I also was able to do some revision work to an essay that is in limbo with a journal. I’ll try to read it over today or tomorrow and see what else it needs.
So far in January I’ve collected a few rejections. Last spring I had two poems accepted by a journal that has not yet published them. They didn’t put out a fall issue, so am I waiting for the spring one? Hard to tell. I wrote to them, but got no response.
Last Tuesday, a hawk showed up on my patio. It was directly below a hanging plant, a long drapey succulent. Hidden underneath the thick spongy leaves was a dove nest with two babies. The gardener and I assumed the worst, and when we saw one little head moving up there, thought the hawk had killed the sibling and was hanging around to get the other.
I went inside and took this closeup through the window. I banged on the window to get the hawk to leave, but it just sat there.
Before too long I began to worry that it was abnormal for a hawk to just sit there on the ground without leaving.
I put in a call to the local wildlife rescue that specializes in birds. I have brought them quail chicks, doves, and pigeons in the past. But nobody called me back. I made some other calls and posted on next-door app. I was finally able to talk to a second wildlife rescue. They said to let the bird sit there overnight because it might have a concussion. If the bird was still there in the morning I was supposed to call them back. A concussion made sense because there was a window right by the plant with the dove nest.
While they first assumed it was a juvenile bird that was afraid to fly, one of my daughter’s best friends volunteers with raptors in Tucson.
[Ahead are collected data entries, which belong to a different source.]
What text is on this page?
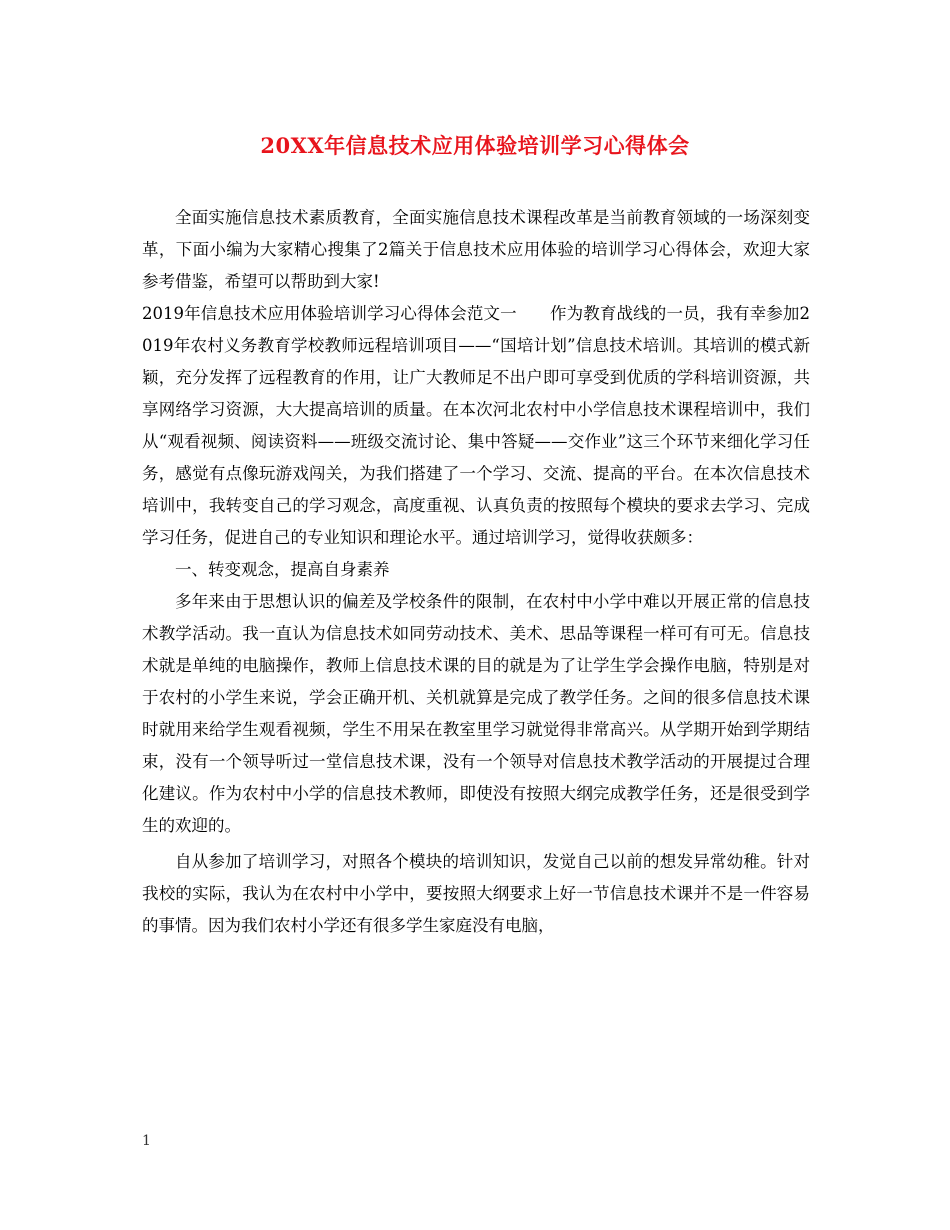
20XX年信息技术应用体验培训学习心得体会

全面实施信息技术素质教育，全面实施信息技术课程改革是当前教育领域的一场深刻变革，下面小编为大家精心搜集了2篇关于信息技术应用体验的培训学习心得体会，欢迎大家参考借鉴，希望可以帮助到大家!

2019年信息技术应用体验培训学习心得体会范文一　　作为教育战线的一员，我有幸参加2019年农村义务教育学校教师远程培训项目——“国培计划”信息技术培训。其培训的模式新颖，充分发挥了远程教育的作用，让广大教师足不出户即可享受到优质的学科培训资源，共享网络学习资源，大大提高培训的质量。在本次河北农村中小学信息技术课程培训中，我们从“观看视频、阅读资料——班级交流讨论、集中答疑——交作业”这三个环节来细化学习任务，感觉有点像玩游戏闯关，为我们搭建了一个学习、交流、提高的平台。在本次信息技术培训中，我转变自己的学习观念，高度重视、认真负责的按照每个模块的要求去学习、完成学习任务，促进自己的专业知识和理论水平。通过培训学习，觉得收获颇多：

一、转变观念，提高自身素养

多年来由于思想认识的偏差及学校条件的限制，在农村中小学中难以开展正常的信息技术教学活动。我一直认为信息技术如同劳动技术、美术、思品等课程一样可有可无。信息技术就是单纯的电脑操作，教师上信息技术课的目的就是为了让学生学会操作电脑，特别是对于农村的小学生来说，学会正确开机、关机就算是完成了教学任务。之间的很多信息技术课时就用来给学生观看视频，学生不用呆在教室里学习就觉得非常高兴。从学期开始到学期结束，没有一个领导听过一堂信息技术课，没有一个领导对信息技术教学活动的开展提过合理化建议。作为农村中小学的信息技术教师，即使没有按照大纲完成教学任务，还是很受到学生的欢迎的。

自从参加了培训学习，对照各个模块的培训知识，发觉自己以前的想发异常幼稚。针对我校的实际，我认为在农村中小学中，要按照大纲要求上好一节信息技术课并不是一件容易的事情。因为我们农村小学还有很多学生家庭没有电脑，

1
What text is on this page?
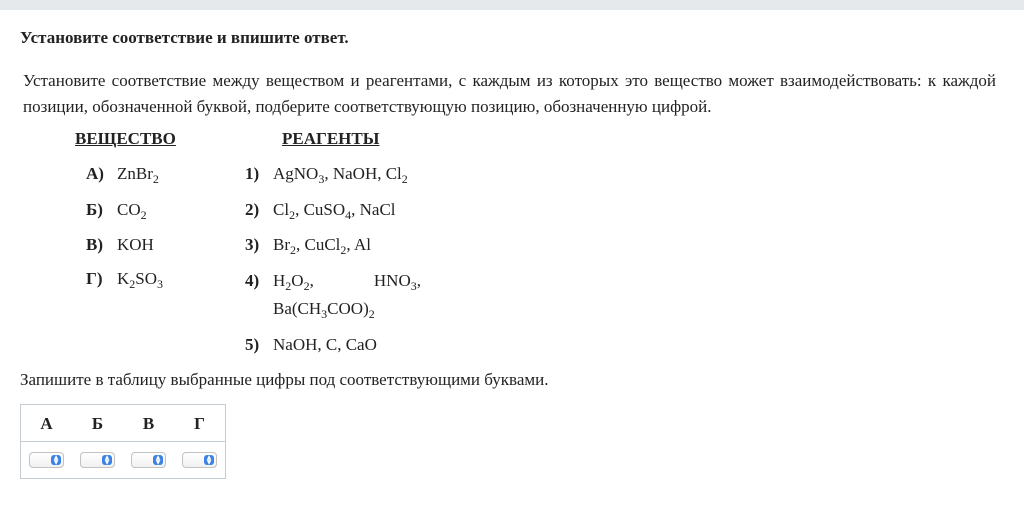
Установите соответствие и впишите ответ.
Установите соответствие между веществом и реагентами, с каждым из которых это вещество может взаимодействовать: к каждой позиции, обозначенной буквой, подберите соответствующую позицию, обозначенную цифрой.
ВЕЩЕСТВО	РЕАГЕНТЫ
А) ZnBr$_2$
Б) $CO_2$
В) KOH
Г) $K_2SO_3$
1) AgNO$_3$, NaOH, $Cl_2$
2) $Cl_2$, CuSO$_4$, NaCl
3) $Br_2$, CuCl$_2$, Al
4) $H_2O_2$,	$HNO_3$,
$Ba(CH_3COO)_2$
5) NaOH, C, CaO
Запишите в таблицу выбранные цифры под соответствующими буквами.
А	Б	В	Г
▲
▼
▲
▼
▲
▼
▲
▼
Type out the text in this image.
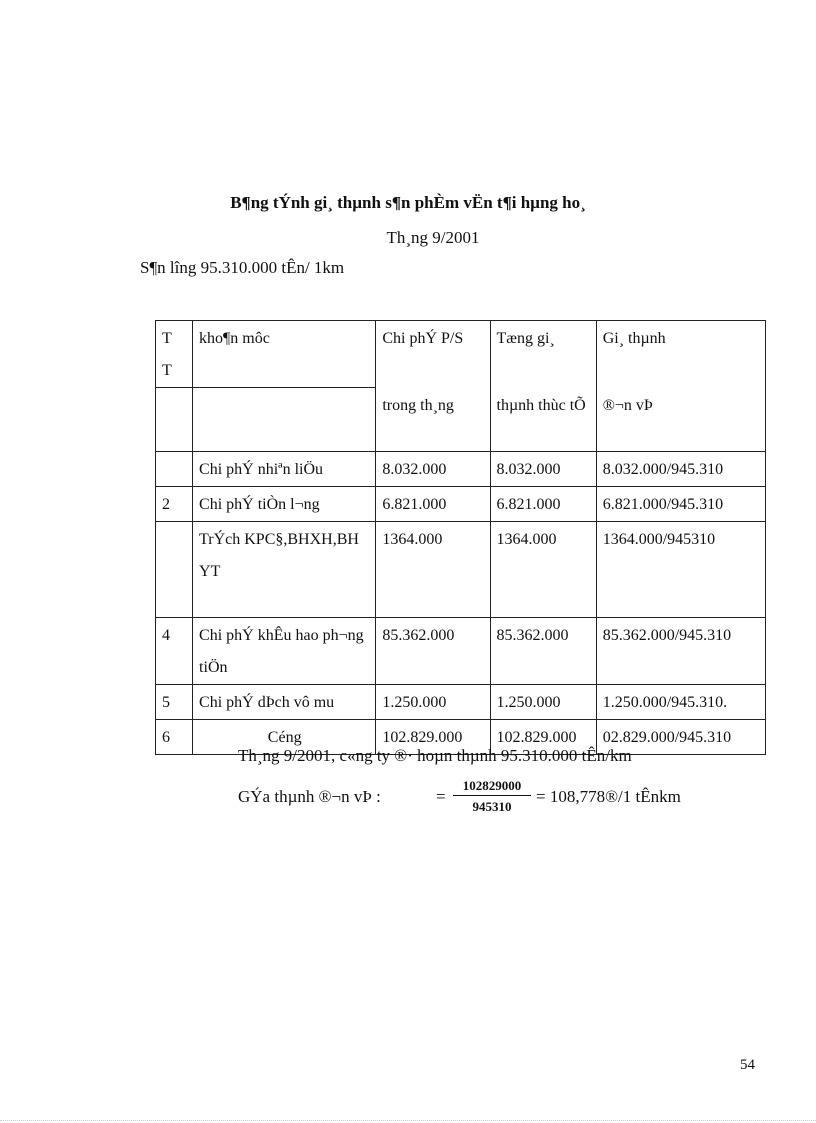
B¶ng tÝnh gi¸ thµnh s¶n phÈm vËn t¶i hµng ho¸
Th¸ng 9/2001
S¶n lîng 95.310.000 tÊn/ 1km
T
T	kho¶n môc	Chi phÝ P/S	Tæng gi¸	Gi¸ thµnh
		trong th¸ng	thµnh thùc tÕ	®¬n vÞ
	Chi phÝ nhiªn liÖu	8.032.000	8.032.000	8.032.000/945.310
2	Chi phÝ tiÒn l¬ng	6.821.000	6.821.000	6.821.000/945.310
	TrÝch KPC§,BHXH,BHYT	1364.000	1364.000	1364.000/945310
4	Chi phÝ khÊu hao ph¬ng tiÖn	85.362.000	85.362.000	85.362.000/945.310
5	Chi phÝ dÞch vô mu	1.250.000	1.250.000	1.250.000/945.310.
6	Céng	102.829.000	102.829.000	02.829.000/945.310
Th¸ng 9/2001, c«ng ty ®· hoµn thµnh 95.310.000 tÊn/km
GÝa thµnh ®¬n vÞ :	= $\frac{102829000}{945310}$ = 108,778®/1 tÊnkm
54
I showed her photos and she said it was an adult red-tailed hawk. That was helpful information because the rescue paid attention when I told them that it was an adult bird, so that the lack of flying was abnormal.
Next morning the bird was still on the patio, but in a different spot, and looking more bedraggled. About a half an hour after I got up, the bird stepped into the pan of water I had put out for it the night before and just stood there cooling its feet.
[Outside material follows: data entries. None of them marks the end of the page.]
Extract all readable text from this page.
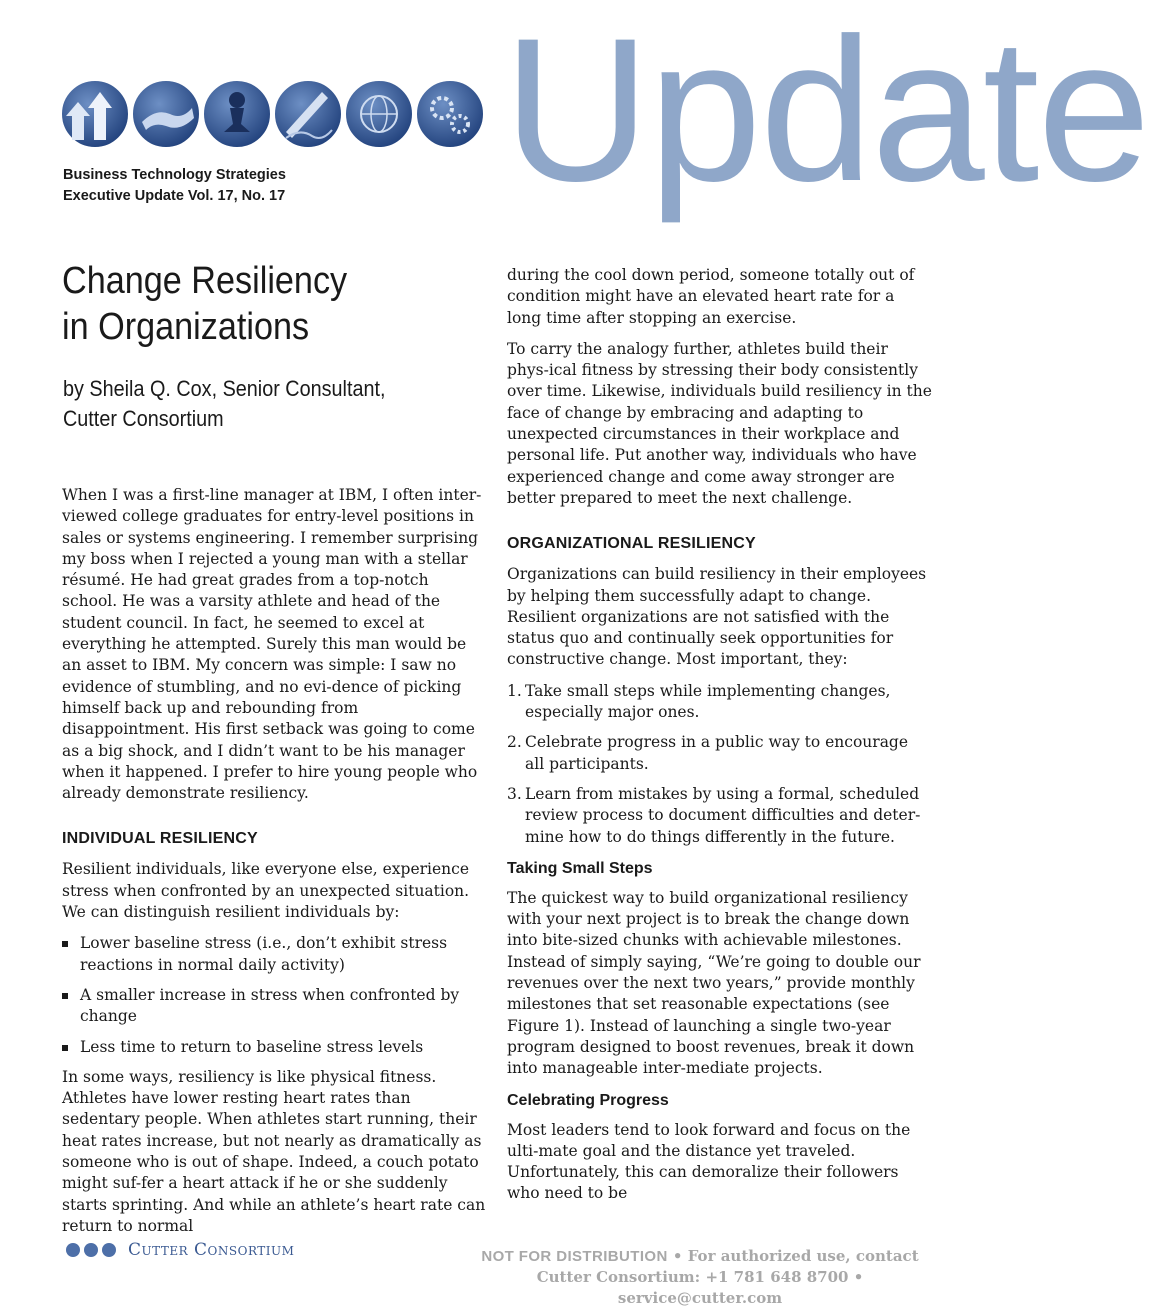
Update
Business Technology Strategies
Executive Update Vol. 17, No. 17
Change Resiliency
in Organizations
by Sheila Q. Cox, Senior Consultant,
Cutter Consortium

When I was a first-line manager at IBM, I often inter-viewed college graduates for entry-level positions in sales or systems engineering. I remember surprising my boss when I rejected a young man with a stellar résumé. He had great grades from a top-notch school. He was a varsity athlete and head of the student council. In fact, he seemed to excel at everything he attempted. Surely this man would be an asset to IBM. My concern was simple: I saw no evidence of stumbling, and no evi-dence of picking himself back up and rebounding from disappointment. His first setback was going to come as a big shock, and I didn’t want to be his manager when it happened. I prefer to hire young people who already demonstrate resiliency.

INDIVIDUAL RESILIENCY

Resilient individuals, like everyone else, experience stress when confronted by an unexpected situation. We can distinguish resilient individuals by:

Lower baseline stress (i.e., don’t exhibit stress reactions in normal daily activity)
A smaller increase in stress when confronted by change
Less time to return to baseline stress levels

In some ways, resiliency is like physical fitness. Athletes have lower resting heart rates than sedentary people. When athletes start running, their heat rates increase, but not nearly as dramatically as someone who is out of shape. Indeed, a couch potato might suf-fer a heart attack if he or she suddenly starts sprinting. And while an athlete’s heart rate can return to normal

during the cool down period, someone totally out of condition might have an elevated heart rate for a long time after stopping an exercise.

To carry the analogy further, athletes build their phys-ical fitness by stressing their body consistently over time. Likewise, individuals build resiliency in the face of change by embracing and adapting to unexpected circumstances in their workplace and personal life. Put another way, individuals who have experienced change and come away stronger are better prepared to meet the next challenge.

ORGANIZATIONAL RESILIENCY

Organizations can build resiliency in their employees by helping them successfully adapt to change. Resilient organizations are not satisfied with the status quo and continually seek opportunities for constructive change. Most important, they:

1. Take small steps while implementing changes, especially major ones.
2. Celebrate progress in a public way to encourage all participants.
3. Learn from mistakes by using a formal, scheduled review process to document difficulties and deter-mine how to do things differently in the future.
Taking Small Steps

The quickest way to build organizational resiliency with your next project is to break the change down into bite-sized chunks with achievable milestones. Instead of simply saying, “We’re going to double our revenues over the next two years,” provide monthly milestones that set reasonable expectations (see Figure 1). Instead of launching a single two-year program designed to boost revenues, break it down into manageable inter-mediate projects.

Celebrating Progress

Most leaders tend to look forward and focus on the ulti-mate goal and the distance yet traveled. Unfortunately, this can demoralize their followers who need to be

Cutter Consortium	NOT FOR DISTRIBUTION • For authorized use, contact
Cutter Consortium: +1 781 648 8700 • service@cutter.com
Through a series of events it ended up that the first rescue group that I called sent a volunteer to capture the hawk.
The hawk actually escaped twice after the events of the video, but was quickly recaptured each time. That afternoon, I wrote a poem about the hawk, making it a female.
The next day, the volunteer texted me and said that the hawk turned out to be a female (but I already knew that!). She wanted us to look for a nest. The thought of starving baby hawks motivated the gardener to search our neighborhood and me to post on next-door app asking people to look for hawk nests. We found two, but not hers so perhaps she didn’t have a nest after all. The volunteer said that if there wasn’t a nest close by it’s doubtful that she had one because she would have done anything to get to the nest, even if she couldn’t fly. She would have walked!
You might wonder how she’s doing. I sure do, but they don’t let people know. That is frustrating, but I’m satisfied I did what I could for her. What a magnificent bird. An interesting note: I read up on red-tailed hawks, of course, and discovered that they generally don’t go after cats and dogs, although they are huge and their wing spans can be six feet.